Os limites da classificação na afasia

Tradicionalmente, os modelos neurológicos das afasias baseavam-se na correlação


clínico-anatômica, isto é, na relação entre os comprometimentos clinicamente observados e
a localização e extensão de lesões cerebrais. Surgidos numa época em que praticamente o
único recurso para visualizar os danos neurológicos in vivo era a angiografia – uma
radiografia do crânio após injeção de contraste na carótida ipsilateral – tais modelos partem
da perspectiva da patologia e visam principalmente à classificação dos sintomas em quadros
sindrômicos – as síndromes afásicas – para auxiliar no diagnóstico de novos casos
(Damasio, 1992; Damasio; Geschwind, 1984; Gerschwind, 1970). O Quadro 1 resume as
principais características clínicas e os achados anatômicos nas síndromes afásicas clássicas.
Quadro 1 - Principais síndromes afásicas

Com base nos procedimentos existentes, entretanto, não é simples classificar um paciente
em uma das síndromes afásicas. Segundo Neils-Strunjaš (1996), isto se deve principalmente
a duas importantes limitações desse modelo de avaliação, amplamente conhecido como
"modelo de correlação clínico-anatômica". Em primeiro lugar, há ausência de concordância
entre a classificação feita por especialistas e aquela realizada a partir de testes específicos,
ou mesmo entre mais de um teste. Em segundo lugar, o modelo não permite classificar
cerca de 40% dos pacientes em qualquer das síndromes.
O modelo de correlação clínico-anatômica se baseia na noção de que as síndromes
derivam de lesões em regiões corticais específicas, cujo prejuízo implica nas deficiências de
desempenho observadas nas afasias. Entretanto, não é recente a falta de consenso com
relação à localização de síndromes específicas (Mohr et al., 1978; Alexander, Naeser &
Palumbo, 1987; Anderson et al., 1999). Num dos mais criteriosos estudos realizados para
avaliar a relação entre o comportamento de afásicos e a localização cerebral de suas lesões,
Willmes & Poeck (1993) cruzaram as informações de 188 pacientes sobre a abrangência da
lesão cortical e o diagnóstico sindrômico realizado de acordo com o Teste de Afasia de
Aachen (Huber, Poeck & Willmes, 1984). Este teste é a versão alemã do famoso Teste de
Boston, provavelmente o mais utilizado em língua inglesa (Goodglass & Kaplan, 1982; no
Brasil, ver Radanovic; Mansur, 2002; Mansur et al., 2005). Willmes e Poeck observaram que
apenas 48% dos pacientes cujo desempenho é compatível com síndrome de Wernicke
apresentavam lesões posteriores e 35% daqueles compatíveis com síndrome de Broca
apresentavam lesões anteriores, tal como previa o modelo. Os autores concluem que
"estudos de localização na abordagem tradicional não alcançarão os resultados que os
levem a uma interpretação significativa de processos psicológicos comprometidos, tais
como a afasia" (op.cit., p.1538). Esta imprecisão do modelo deriva das deficiências
conceituais e operacionais inerentes a ambos os termos nele correlacionados, as lesões
cerebrais e o desempenho na linguagem. No que diz respeito às lesões, há uma dificuldade
em precisar o locus anatômico relevante nas lesões relacionadas a afasias, seja em
conseqüência de classificações anatomo-funcionais inadequadas, seja pela própria noção de
localização. Essa dificuldade em precisar as lesões de modo a permitir comparações em
grupos já levara Caramazza (1984) a propor que a única maneira de compreender as
correlações clínico-anatômicas nas afasias seria por meio de estudos de casos 1.

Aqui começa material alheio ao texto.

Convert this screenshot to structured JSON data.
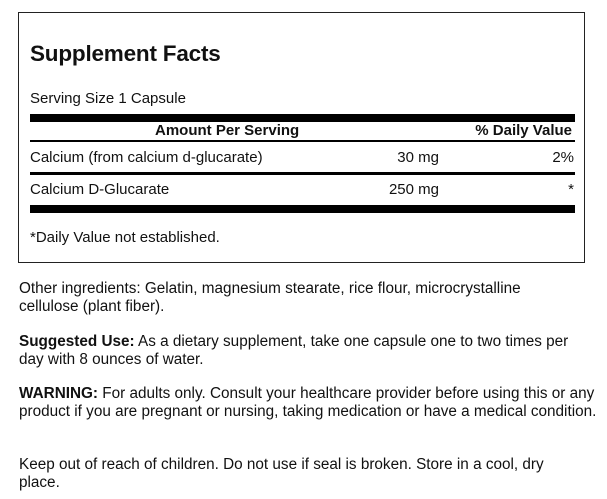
{
  "facts": {
    "title": "Supplement Facts",
    "serving_size": "Serving Size 1 Capsule",
    "header": {
      "amount": "Amount Per Serving",
      "dv": "% Daily Value"
    },
    "rows": [
      {
        "name": "Calcium (from calcium d-glucarate)",
        "amount": "30 mg",
        "dv": "2%"
      },
      {
        "name": "Calcium D-Glucarate",
        "amount": "250 mg",
        "dv": "*"
      }
    ],
    "footnote": "*Daily Value not established."
  },
  "info": {
    "other_ingredients": "Other ingredients: Gelatin, magnesium stearate, rice flour, microcrystalline cellulose (plant fiber).",
    "suggested_label": "Suggested Use:",
    "suggested_text": " As a dietary supplement, take one capsule one to two times per day with 8 ounces of water.",
    "warning_label": "WARNING:",
    "warning_text": " For adults only. Consult your healthcare provider before using this or any product if you are pregnant or nursing, taking medication or have a medical condition.",
    "storage": "Keep out of reach of children. Do not use if seal is broken. Store in a cool, dry place."
  }
}
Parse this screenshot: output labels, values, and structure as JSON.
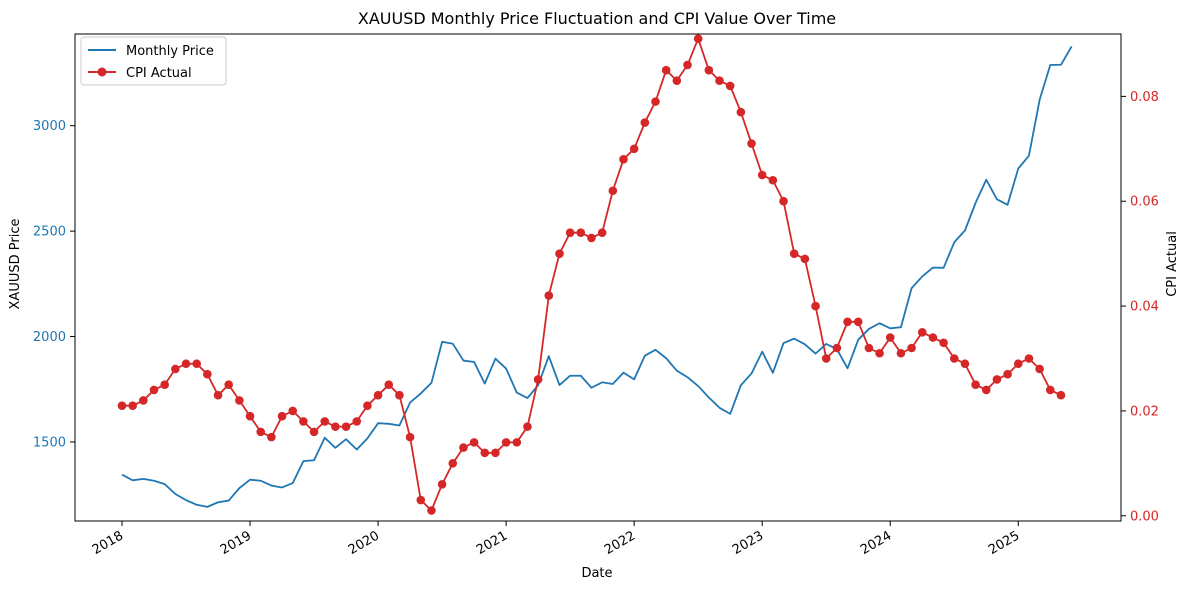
{
  "chart_data": {
    "type": "line",
    "title": "XAUUSD Monthly Price Fluctuation and CPI Value Over Time",
    "xlabel": "Date",
    "ylabel_left": "XAUUSD Price",
    "ylabel_right": "CPI Actual",
    "x_ticks": [
      "2018",
      "2019",
      "2020",
      "2021",
      "2022",
      "2023",
      "2024",
      "2025"
    ],
    "y_left_ticks": [
      "1500",
      "2000",
      "2500",
      "3000"
    ],
    "y_right_ticks": [
      "0.00",
      "0.02",
      "0.04",
      "0.06",
      "0.08"
    ],
    "ylim_left": [
      1125,
      3435
    ],
    "ylim_right": [
      -0.001,
      0.0919
    ],
    "x_start": "2018-01",
    "grid": false,
    "legend_position": "top-left",
    "colors": {
      "price": "#1f77b4",
      "cpi": "#d62728",
      "axis": "#000000"
    },
    "series": [
      {
        "name": "Monthly Price",
        "axis": "left",
        "marker": "none",
        "values": [
          1345,
          1318,
          1325,
          1316,
          1300,
          1253,
          1224,
          1202,
          1192,
          1214,
          1222,
          1281,
          1321,
          1316,
          1293,
          1284,
          1305,
          1409,
          1413,
          1520,
          1472,
          1513,
          1464,
          1517,
          1589,
          1586,
          1578,
          1687,
          1730,
          1780,
          1975,
          1966,
          1886,
          1879,
          1777,
          1895,
          1848,
          1734,
          1708,
          1769,
          1907,
          1770,
          1814,
          1814,
          1757,
          1783,
          1775,
          1829,
          1797,
          1909,
          1937,
          1897,
          1838,
          1807,
          1765,
          1711,
          1662,
          1633,
          1769,
          1825,
          1928,
          1828,
          1969,
          1990,
          1963,
          1919,
          1965,
          1940,
          1849,
          1985,
          2036,
          2063,
          2039,
          2044,
          2229,
          2285,
          2327,
          2326,
          2447,
          2503,
          2634,
          2744,
          2651,
          2625,
          2797,
          2858,
          3123,
          3288,
          3289,
          3376
        ]
      },
      {
        "name": "CPI Actual",
        "axis": "right",
        "marker": "circle",
        "values": [
          0.021,
          0.021,
          0.022,
          0.024,
          0.025,
          0.028,
          0.029,
          0.029,
          0.027,
          0.023,
          0.025,
          0.022,
          0.019,
          0.016,
          0.015,
          0.019,
          0.02,
          0.018,
          0.016,
          0.018,
          0.017,
          0.017,
          0.018,
          0.021,
          0.023,
          0.025,
          0.023,
          0.015,
          0.003,
          0.001,
          0.006,
          0.01,
          0.013,
          0.014,
          0.012,
          0.012,
          0.014,
          0.014,
          0.017,
          0.026,
          0.042,
          0.05,
          0.054,
          0.054,
          0.053,
          0.054,
          0.062,
          0.068,
          0.07,
          0.075,
          0.079,
          0.085,
          0.083,
          0.086,
          0.091,
          0.085,
          0.083,
          0.082,
          0.077,
          0.071,
          0.065,
          0.064,
          0.06,
          0.05,
          0.049,
          0.04,
          0.03,
          0.032,
          0.037,
          0.037,
          0.032,
          0.031,
          0.034,
          0.031,
          0.032,
          0.035,
          0.034,
          0.033,
          0.03,
          0.029,
          0.025,
          0.024,
          0.026,
          0.027,
          0.029,
          0.03,
          0.028,
          0.024,
          0.023
        ]
      }
    ]
  }
}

Com o surgimento das técnicas de neuro-imagem, o objetivo de classificação
sindrômica perdeu importância no diagnóstico da afasia. Cada vez mais, é substituído pelo
que Werani (1997) denominou de "descrição sintômica": a descrição detalhada dos déficits
de um paciente em termos dos subsistemas lingüísticos afetados. Esta mudança de
objetivos de avaliação é consequência de uma mudança de perspectiva, em que os modelos
neuro-anatômicos são substituídos por modelos neurocognitivos, concepção que
caracteriza a abordagem da linguagem na Neuropsicologia Cognitiva há mais de três
décadas (Marin, Saffran, Schwartz, 1976; Zurif, 1980; Saffran, 1997). Segundo essa
concepção, a linguagem é processada na mente por uma série de módulos específicos, cada
qual responsável por um tipo diferente de informação. Consoante a isso, Godefroy et al.

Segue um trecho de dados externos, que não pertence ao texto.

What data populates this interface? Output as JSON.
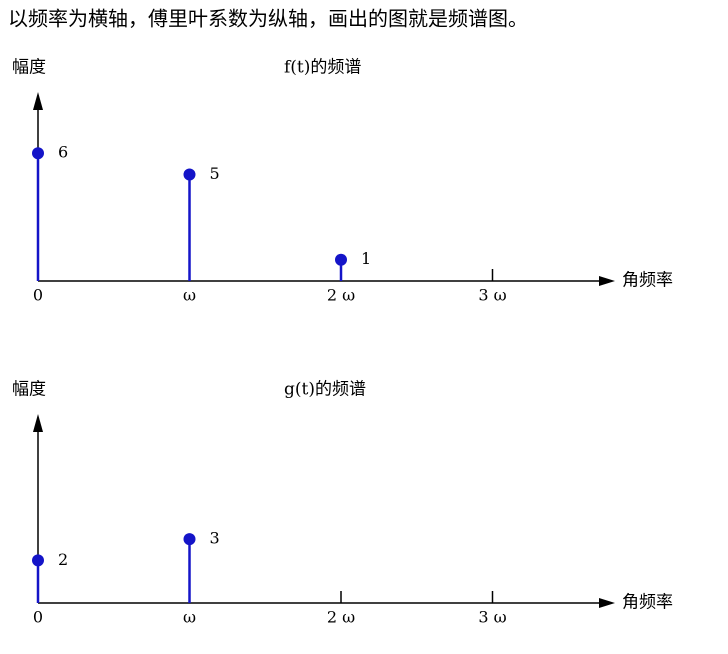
{
  "heading": "以频率为横轴，傅里叶系数为纵轴，画出的图就是频谱图。",
  "chart_data": [
    {
      "type": "stem",
      "title": "f(t)的频谱",
      "y_label": "幅度",
      "x_label": "角频率",
      "categories": [
        "0",
        "ω",
        "2 ω",
        "3 ω"
      ],
      "values": [
        6,
        5,
        1,
        null
      ],
      "color": "#1414c8",
      "ylim": [
        0,
        8.5
      ]
    },
    {
      "type": "stem",
      "title": "g(t)的频谱",
      "y_label": "幅度",
      "x_label": "角频率",
      "categories": [
        "0",
        "ω",
        "2 ω",
        "3 ω"
      ],
      "values": [
        2,
        3,
        null,
        null
      ],
      "color": "#1414c8",
      "ylim": [
        0,
        8.5
      ]
    }
  ]
}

(1998) derivaram um sistema a partir de estudos estatísticos e sugeriram uma maneira de
tratar o problema da classificação reduzindo o nível explicativo: em vez de síndromes,
1 Para uma consideração mais atual das contribuições que os estudos de caso podem oferecer, ver Beeson
& Robey (2006).
focalizam nos sintomas e avaliam sua relação com lesões presentes em afásicos, no que
chamaram de “regiões de interesse” (regions of interest – ROIs). Utilizando esse sistema,
Kreisler et al. (2000) encontraram associações confiáveis entre o comportamento de
pacientes afásicos e a localização cerebral de regiões de interesse, diferentemente de
Willmes & Poeck (1993). Depois disso Poeppel & Hickok (2004) já sugeriram rever por
completo a neuro-anatomia funcional das áreas dedicadas à linguagem. Outro aspecto
importante envolve a noção de localização. Formulada no século XIX, parece hoje
inadequada para tarefas complexas como a linguagem. Estudos já não tão recentes sobre o
processamento da linguagem utilizando informações metabólicas a partir de tomografia,
magneto-encefalografia e ressonância funcional magnética de indivíduos sadios (p.ex.: Kaan
& Swaab, 2002), forneceram evidências para conceitos modernos de representações
múltiplas e conectividade em rede como hipóteses explicativas para as funções do SNC.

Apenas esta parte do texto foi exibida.